Brexit a dieci anni: tra i britannici vince il “Bregret”

Dieci anni fa, il 23 giugno 2016, il 51,9% dei britannici votò per lasciare l’Unione europea. Una scelta che ha cambiato il volto del Regno Unito — e dell’Europa intera. Ma oggi, guardando indietro, quell’entusiasmo si è trasformato in qualcosa di molto diverso.

Cos’è il «Bregret» e quanto è diffuso

Il termine «Bregret» — crasi di Brexit e regret, rimpianto — non è più una curiosità lessicale. È diventato un sentimento misurabile, documentato dai sondaggi. Secondo un’indagine pubblicata questa settimana da YouGov, il 56% dei britannici ritiene oggi che la Brexit sia stata una scelta sbagliata. Solo il 32% la difende ancora come decisione giusta. Gli indecisi sono pochi, e calano.

Non si tratta di nostalgia romantica. È una valutazione concreta, fatta sui conti della spesa, sulle code alle frontiere, sui permessi di lavoro negati. Still, c’è chi resiste e continua a credere che i benefici arriveranno. Prima o poi.

I numeri che pesano sull’economia britannica

I dati economici raccontano una storia difficile da ignorare. Il commercio con l’UE è calato in modo significativo: le esportazioni britanniche verso il blocco europeo sono diminuite di circa il 15% rispetto alle proiezioni pre-Brexit, secondo le stime della London School of Economics. Le piccole e medie imprese, quelle che esportano formaggi artigianali o componenti industriali, hanno subito i colpi più duri. Le pratiche doganali, le certificazioni, i ritardi: tutto questo ha un costo.

E poi c’è la questione dei lavoratori europei. Quasi 300.000 cittadini dell’UE hanno lasciato il Regno Unito tra il 2020 e il 2023. Il settore sanitario, quello agricolo, la ristorazione: tutti hanno sofferto una carenza di manodopera che ancora oggi non è stata colmata.

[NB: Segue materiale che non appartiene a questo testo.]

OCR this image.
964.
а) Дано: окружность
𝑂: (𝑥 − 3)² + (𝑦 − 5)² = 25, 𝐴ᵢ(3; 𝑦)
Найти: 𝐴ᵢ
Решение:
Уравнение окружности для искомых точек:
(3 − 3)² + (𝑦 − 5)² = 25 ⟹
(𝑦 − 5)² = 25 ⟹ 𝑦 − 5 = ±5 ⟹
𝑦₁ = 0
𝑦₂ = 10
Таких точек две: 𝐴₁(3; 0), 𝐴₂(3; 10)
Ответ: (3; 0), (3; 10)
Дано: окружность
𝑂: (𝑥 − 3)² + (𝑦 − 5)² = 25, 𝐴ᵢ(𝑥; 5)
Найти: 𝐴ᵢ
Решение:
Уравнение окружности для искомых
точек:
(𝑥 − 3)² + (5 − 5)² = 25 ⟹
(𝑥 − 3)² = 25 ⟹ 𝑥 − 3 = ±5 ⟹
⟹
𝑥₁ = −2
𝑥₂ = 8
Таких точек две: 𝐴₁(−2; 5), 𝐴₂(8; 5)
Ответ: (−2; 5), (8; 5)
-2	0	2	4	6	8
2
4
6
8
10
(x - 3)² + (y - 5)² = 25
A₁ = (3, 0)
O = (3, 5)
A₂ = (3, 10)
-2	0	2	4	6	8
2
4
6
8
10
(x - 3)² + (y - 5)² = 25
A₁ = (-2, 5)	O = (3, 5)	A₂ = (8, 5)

La politica si divide, ma qualcosa si muove

«Il rapporto con l’Europa deve essere reimpostato su basi pragmatiche, nell’interesse dei cittadini britannici», ha dichiarato un portavoce del governo laburista di Keir Starmer. Non si parla di rientro nell’UE — sarebbe politicamente suicida — ma di un «reset» graduale, fatto di accordi settoriali, di mobilità giovanile, di cooperazione in materia di difesa e sicurezza.

Yet i Conservatori restano aggrappati all’eredità di quel voto. Per loro, riaprire il dossier europeo significa cedere alle pressioni di Bruxelles.

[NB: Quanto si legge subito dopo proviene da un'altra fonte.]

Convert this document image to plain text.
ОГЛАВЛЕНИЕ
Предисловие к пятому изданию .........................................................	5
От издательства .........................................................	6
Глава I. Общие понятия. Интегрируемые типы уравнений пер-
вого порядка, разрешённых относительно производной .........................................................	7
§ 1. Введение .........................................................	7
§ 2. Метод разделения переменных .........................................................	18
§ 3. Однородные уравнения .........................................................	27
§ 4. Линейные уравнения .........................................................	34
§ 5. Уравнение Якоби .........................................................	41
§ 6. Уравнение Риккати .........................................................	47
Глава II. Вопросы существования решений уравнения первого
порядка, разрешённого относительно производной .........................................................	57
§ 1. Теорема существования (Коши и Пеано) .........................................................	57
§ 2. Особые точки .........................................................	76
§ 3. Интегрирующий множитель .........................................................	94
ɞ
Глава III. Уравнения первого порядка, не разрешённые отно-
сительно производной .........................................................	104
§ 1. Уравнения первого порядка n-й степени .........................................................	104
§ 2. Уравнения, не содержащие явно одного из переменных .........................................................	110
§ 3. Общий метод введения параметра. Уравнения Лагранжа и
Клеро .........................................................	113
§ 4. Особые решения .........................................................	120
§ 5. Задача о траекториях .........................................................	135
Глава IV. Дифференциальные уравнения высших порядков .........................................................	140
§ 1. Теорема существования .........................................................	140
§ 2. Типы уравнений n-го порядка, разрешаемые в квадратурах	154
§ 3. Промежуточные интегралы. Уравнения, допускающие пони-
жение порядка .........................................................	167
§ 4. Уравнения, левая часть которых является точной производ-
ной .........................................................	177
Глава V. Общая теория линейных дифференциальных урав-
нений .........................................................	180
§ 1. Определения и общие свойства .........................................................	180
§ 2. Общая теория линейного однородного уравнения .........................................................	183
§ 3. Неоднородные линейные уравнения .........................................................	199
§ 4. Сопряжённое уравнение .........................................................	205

Cosa potrebbe cambiare nel prossimo decennio

Il dibattito non è chiuso. Anzi, si sta riaprendo — piano, sottovoce, ma si sta riaprendo. Un accordo sulla mobilità dei giovani sotto i 30 anni è in fase di discussione. Un’intesa sulla cooperazione in materia di sicurezza alimentare potrebbe essere firmata entro fine anno.

So il vero nodo è questo: la Brexit non si può disfare con un colpo di penna. Ma si può, forse, ammorbidire. E quei numeri — il 56% che oggi si pente — dicono che la politica britannica non può permettersi di ignorare il «Bregret» ancora a lungo.